6.3 Pour ce qui est des autres allégations de l'auteur relatives aux
irrégularités de la procédure, aux instructions données au jury par le
juge sur la question de l'interprétation des preuves fondées exclusivement
sur l'identification à la suite de la confrontation et sur le crédit à
accorder au témoignage d'un témoin, le Comité réaffirme que si l'article
14 garantit le droit à un procès équitable, il appartient généralement
aux juridictions des Etats parties au Pacte d'apprécier les faits et les
éléments de preuve dans un cas d'espèce de même c'est aux juridictions
d'appel et non pas au Comité qu'il appartient d'examiner les instructions
données au jury par le juge ou la conduite du procès, sauf s'il peut être
établi que les instructions du juge aux jurés étaient arbitraires ou ont
représenté un déni de justice ou que le juge a manifestement manqué à
son obligation d'impartialité. Les allégations de l'auteur et les comptes
rendus d'audience portés à la connaissance du Comité ne montrent pas que
le procès de M. McTaggart ait été entaché de telles irrégularités. En
particulier, il n'est pas évident que les instructions du juge sur l'interprétation
à donner au témoignage de Morris qui avait identifié l'auteur à l'issue
d'une confrontation étaient incompatibles avec l'obligation d'impartialité
qui incombe au juge. En conséquence, cette partie de la communication,
étant incompatible avec les dispositions du Pacte, est irrecevable conformément
à l'article 3 du Protocole facultatif.
6.4 Le Comité considère que, aux fins de la recevabilité, l'auteur n'a
pas apporté la preuve qu'il avait été victime d'une violation du paragraphe
3 de l'article 10. Cette partie de la communication est donc irrecevable
en vertu de l'article 2 du Protocole facultatif.
6.5 Le Comité note qu'avec le rejet de sa demande d'autorisation spéciale
de former recours par la section judiciaire du Conseil privé en janvier
1997, l'auteur a épuisé les recours internes aux fins du Protocole facultatif.

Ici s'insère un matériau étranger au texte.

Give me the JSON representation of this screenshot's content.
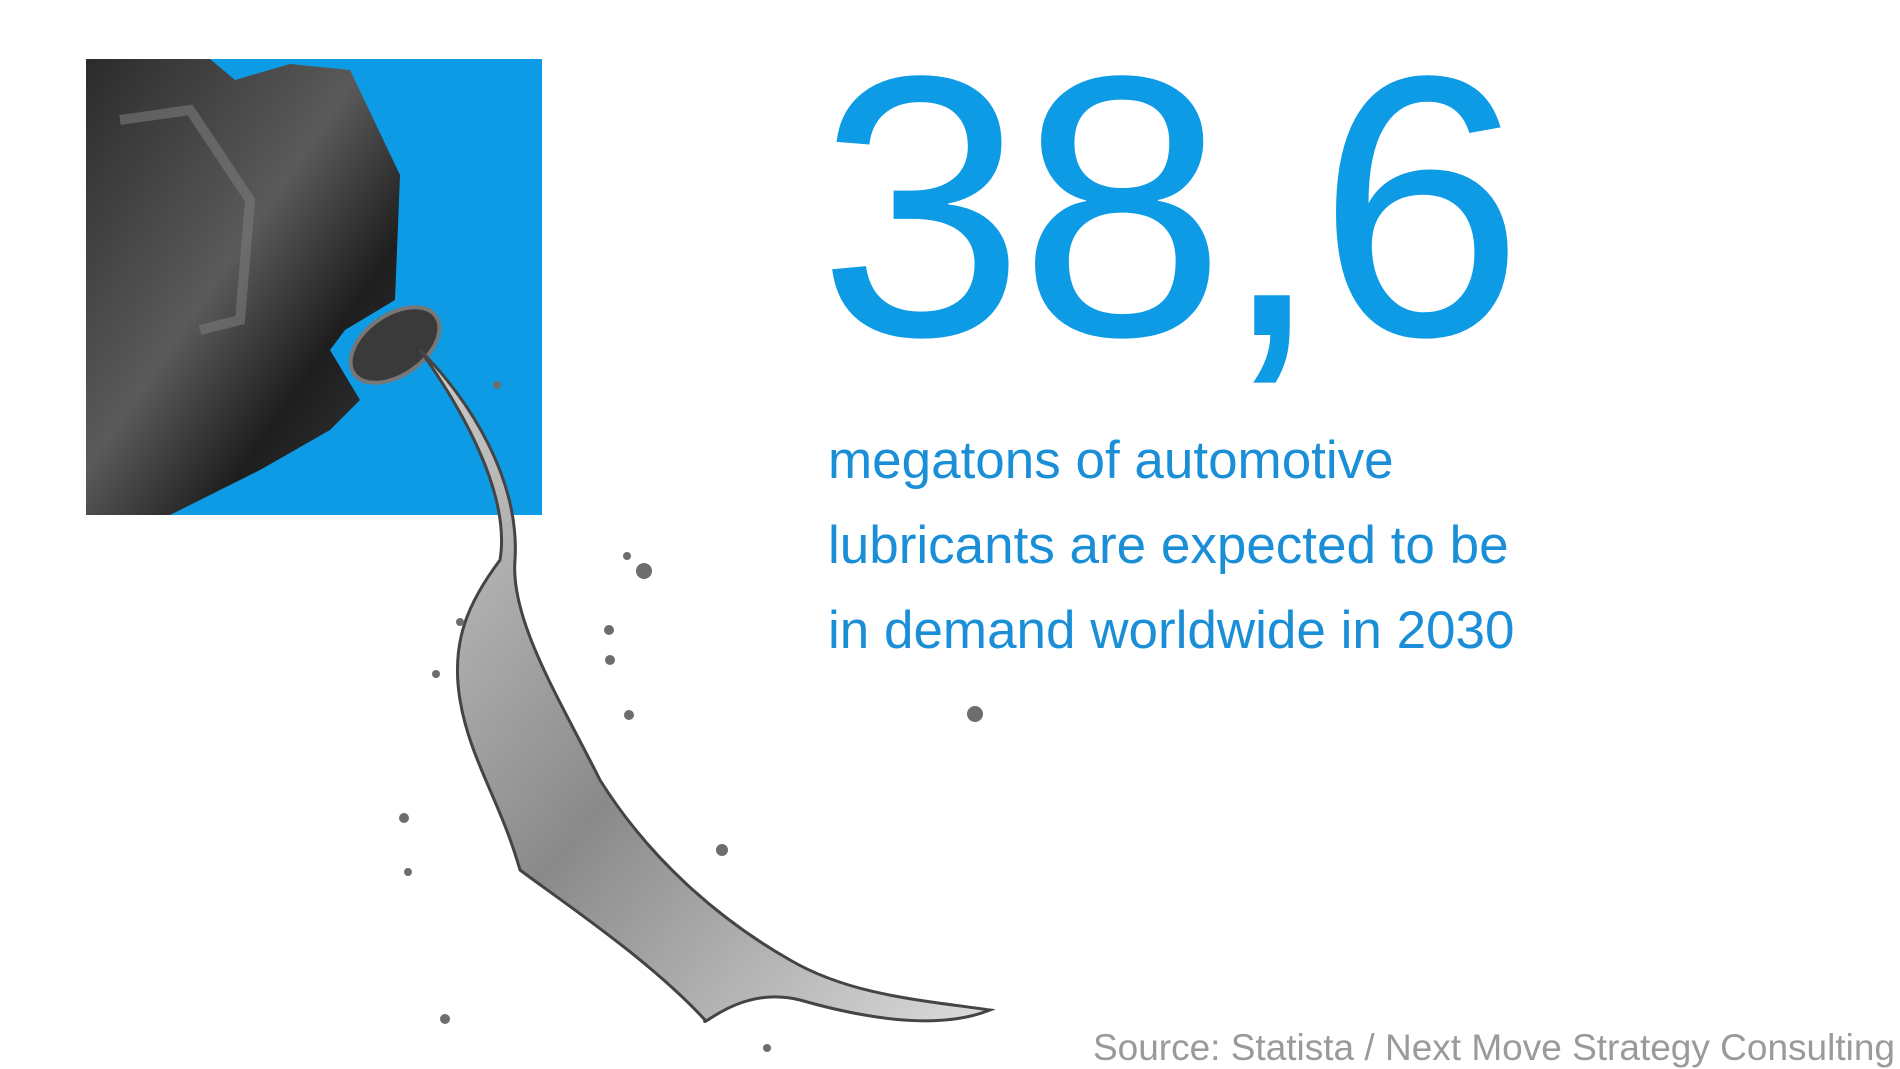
{
  "headline": {
    "figure": "38,6",
    "lines": [
      "megatons of automotive",
      "lubricants are expected to be",
      "in demand worldwide in 2030"
    ]
  },
  "source": "Source: Statista / Next Move Strategy Consulting"
}
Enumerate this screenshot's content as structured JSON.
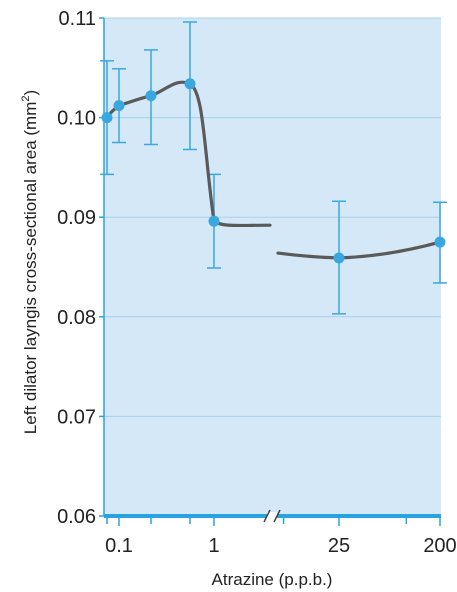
{
  "chart_data": {
    "type": "line",
    "title": "",
    "xlabel": "Atrazine (p.p.b.)",
    "ylabel_main": "Left dilator layngis cross-sectional area (mm",
    "ylabel_sup": "2",
    "ylabel_close": ")",
    "ylim": [
      0.06,
      0.11
    ],
    "yticks": [
      {
        "value": 0.06,
        "label": "0.06"
      },
      {
        "value": 0.07,
        "label": "0.07"
      },
      {
        "value": 0.08,
        "label": "0.08"
      },
      {
        "value": 0.09,
        "label": "0.09"
      },
      {
        "value": 0.1,
        "label": "0.10"
      },
      {
        "value": 0.11,
        "label": "0.11"
      }
    ],
    "xticks": [
      {
        "position": 0.1,
        "label": "0.1"
      },
      {
        "position": 1,
        "label": "1"
      },
      {
        "position": 25,
        "label": "25"
      },
      {
        "position": 200,
        "label": "200"
      }
    ],
    "axis_break": true,
    "grid": true,
    "series": [
      {
        "points": [
          {
            "x": 0.08,
            "y": 0.1,
            "err_low": 0.0943,
            "err_high": 0.1057
          },
          {
            "x": 0.1,
            "y": 0.1012,
            "err_low": 0.0975,
            "err_high": 0.1049
          },
          {
            "x": 0.25,
            "y": 0.1022,
            "err_low": 0.0973,
            "err_high": 0.1068
          },
          {
            "x": 0.6,
            "y": 0.1034,
            "err_low": 0.0968,
            "err_high": 0.1096
          },
          {
            "x": 1,
            "y": 0.0896,
            "err_low": 0.0849,
            "err_high": 0.0943
          },
          {
            "x": 25,
            "y": 0.0859,
            "err_low": 0.0803,
            "err_high": 0.0916
          },
          {
            "x": 200,
            "y": 0.0875,
            "err_low": 0.0834,
            "err_high": 0.0915
          }
        ]
      }
    ],
    "colors": {
      "plot_background": "#d4e8f7",
      "gridline": "#a9d0ec",
      "marker": "#3aa8e0",
      "error_bar": "#3aa8e0",
      "curve": "#5a5a5a",
      "axis": "#29a3e0"
    }
  }
}
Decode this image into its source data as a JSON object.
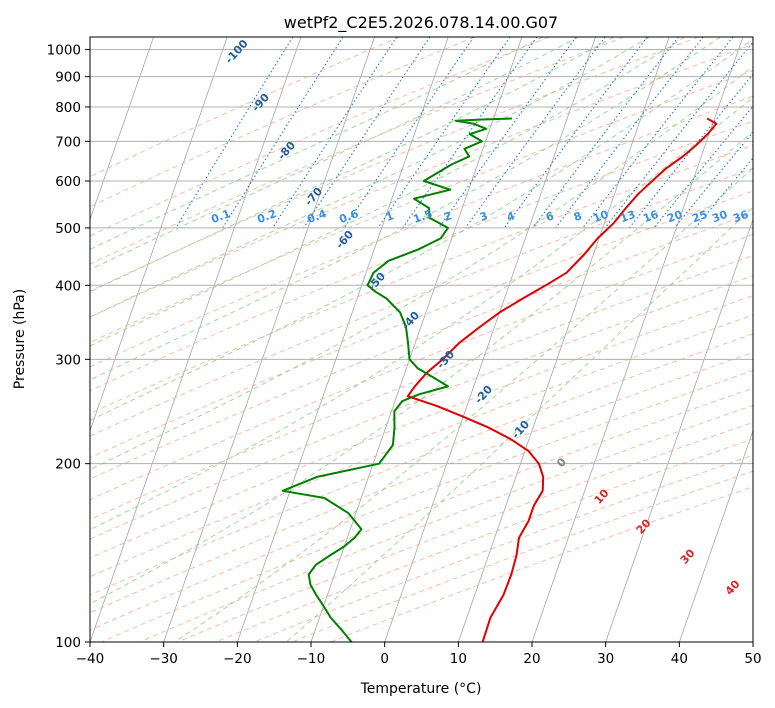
{
  "chart_data": {
    "type": "line",
    "title": "wetPf2_C2E5.2026.078.14.00.G07",
    "xlabel": "Temperature (°C)",
    "ylabel": "Pressure (hPa)",
    "xlim": [
      -40,
      50
    ],
    "ylim": [
      1050,
      100
    ],
    "y_scale": "log",
    "grid": true,
    "x_ticks": [
      "−40",
      "−30",
      "−20",
      "−10",
      "0",
      "10",
      "20",
      "30",
      "40",
      "50"
    ],
    "y_ticks": [
      "100",
      "200",
      "300",
      "400",
      "500",
      "600",
      "700",
      "800",
      "900",
      "1000"
    ],
    "series": [
      {
        "color": "#e00000",
        "pressure": [
          765,
          750,
          720,
          690,
          660,
          630,
          600,
          570,
          540,
          510,
          480,
          450,
          420,
          400,
          380,
          360,
          340,
          320,
          300,
          285,
          270,
          260,
          250,
          240,
          230,
          220,
          210,
          200,
          190,
          180,
          170,
          160,
          150,
          140,
          130,
          120,
          110,
          100
        ],
        "temperature": [
          19.0,
          20.5,
          19.8,
          18.8,
          17.5,
          15.8,
          14.5,
          13.2,
          12.2,
          11.3,
          9.8,
          8.7,
          7.2,
          5.0,
          2.5,
          0.0,
          -2.0,
          -4.0,
          -5.5,
          -7.0,
          -8.0,
          -8.5,
          -4.0,
          0.0,
          4.0,
          7.5,
          10.5,
          12.5,
          13.7,
          14.3,
          13.8,
          13.8,
          13.3,
          13.8,
          14.0,
          13.9,
          13.2,
          13.3
        ]
      },
      {
        "color": "#008000",
        "pressure": [
          765,
          762,
          758,
          750,
          735,
          720,
          700,
          680,
          660,
          640,
          620,
          600,
          580,
          560,
          540,
          520,
          500,
          480,
          460,
          440,
          420,
          400,
          390,
          380,
          360,
          340,
          320,
          300,
          290,
          280,
          270,
          262,
          255,
          245,
          230,
          215,
          200,
          190,
          180,
          175,
          165,
          155,
          150,
          145,
          140,
          135,
          130,
          125,
          120,
          115,
          110,
          105,
          100
        ],
        "temperature": [
          -7.5,
          -11.5,
          -15.0,
          -12.5,
          -10.5,
          -12.5,
          -10.5,
          -12.5,
          -11.5,
          -13.5,
          -15.0,
          -16.5,
          -12.5,
          -17.0,
          -14.5,
          -14.0,
          -11.0,
          -11.5,
          -14.0,
          -17.5,
          -19.0,
          -19.2,
          -17.8,
          -16.0,
          -13.5,
          -12.0,
          -11.0,
          -10.0,
          -8.5,
          -6.0,
          -3.5,
          -7.0,
          -9.0,
          -9.6,
          -8.8,
          -8.2,
          -9.2,
          -17.0,
          -21.0,
          -15.0,
          -11.0,
          -8.5,
          -9.0,
          -10.0,
          -11.5,
          -13.0,
          -13.5,
          -12.8,
          -11.5,
          -10.0,
          -8.5,
          -6.5,
          -4.5
        ]
      }
    ],
    "dry_adiabat_labels": [
      "-100",
      "-90",
      "-80",
      "-70",
      "-60",
      "-50",
      "-40",
      "-30",
      "-20",
      "-10",
      "0",
      "10",
      "20",
      "30",
      "40"
    ],
    "mixing_ratio_labels": [
      "0.1",
      "0.2",
      "0.4",
      "0.6",
      "1",
      "1.5",
      "2",
      "3",
      "4",
      "6",
      "8",
      "10",
      "13",
      "16",
      "20",
      "25",
      "30",
      "36"
    ],
    "colors": {
      "temperature": "#e00000",
      "dewpoint": "#008000",
      "dry_adiabat": "#f4a58a",
      "moist_adiabat": "#8fcf8f",
      "mixing_ratio": "#1f77d4",
      "isotherm": "#888888",
      "iso_label_cold": "#1f5f9f",
      "iso_label_warm": "#d62728"
    }
  }
}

Dans ces circonstances, il considère qu'il convient de procéder à l'examen
de l'affaire quant au fond. Dans ce contexte, il note que l'Etat partie
a préféré ne pas traiter de la question de la recevabilité de la plainte
et a fait des observations sur le fond. Le Comité rappelle qu'en vertu
du paragraphe 2 de l'article 4 du Protocole facultatif l'Etat partie a
six mois pour soumettre par écrit des explications ou déclarations sur
le fond d'une communication. Il réaffirme que ce délai peut être réduit,
dans l'intérêt de la justice, si l'Etat partie le souhaite /
Voir constatations relatives à la communication No 606/1994 (Clement
Francis c. Jamaïque), adoptées le 25 juillet 1995, par. 7.4./.
Le Comité note en outre que le conseil de l'auteur accepte que l'affaire
soit examinée sur le fond à ce stade.
7. En conséquence, le Comité déclare le reste de la communication recevable
et procède sans plus tarder à l'examen de ces allégations sur le fond,
à la lumière de toutes les informations portées à sa connaissance par
les parties, selon les dispositions du paragraphe 1 de l'article 5 du
Protocole facultatif.
8.1 En vertu du paragraphe 2 de l'article 9 du Pacte tout individu arrêté
doit être informé des raisons de son arrestation et recevoir notification
dans le plus court délai de toute accusation portée contre lui. M. McTaggart
affirme n'avoir été informé des accusations portées contre lui que quand
il a été présenté devant la Circuit Court, le 11 mai 1995, et que
c'était la première fois qu'il entendait les motifs de son arrestation.
Le Comité relève dans les documents que le conseil de l'auteur a portés
à sa connaissance que M. McTaggart a vu un avocat la semaine même de son
arrestation; il est donc fortement improbable que ni l'auteur ni son conseil
jamaïcain n'ait été au courant des motifs de l'arrestation. Dans ces circonstances
et à la lumière des informations dont il est saisi, le Comité conclut
qu'il n'y a pas eu violation du paragraphe 2 de l'article 9.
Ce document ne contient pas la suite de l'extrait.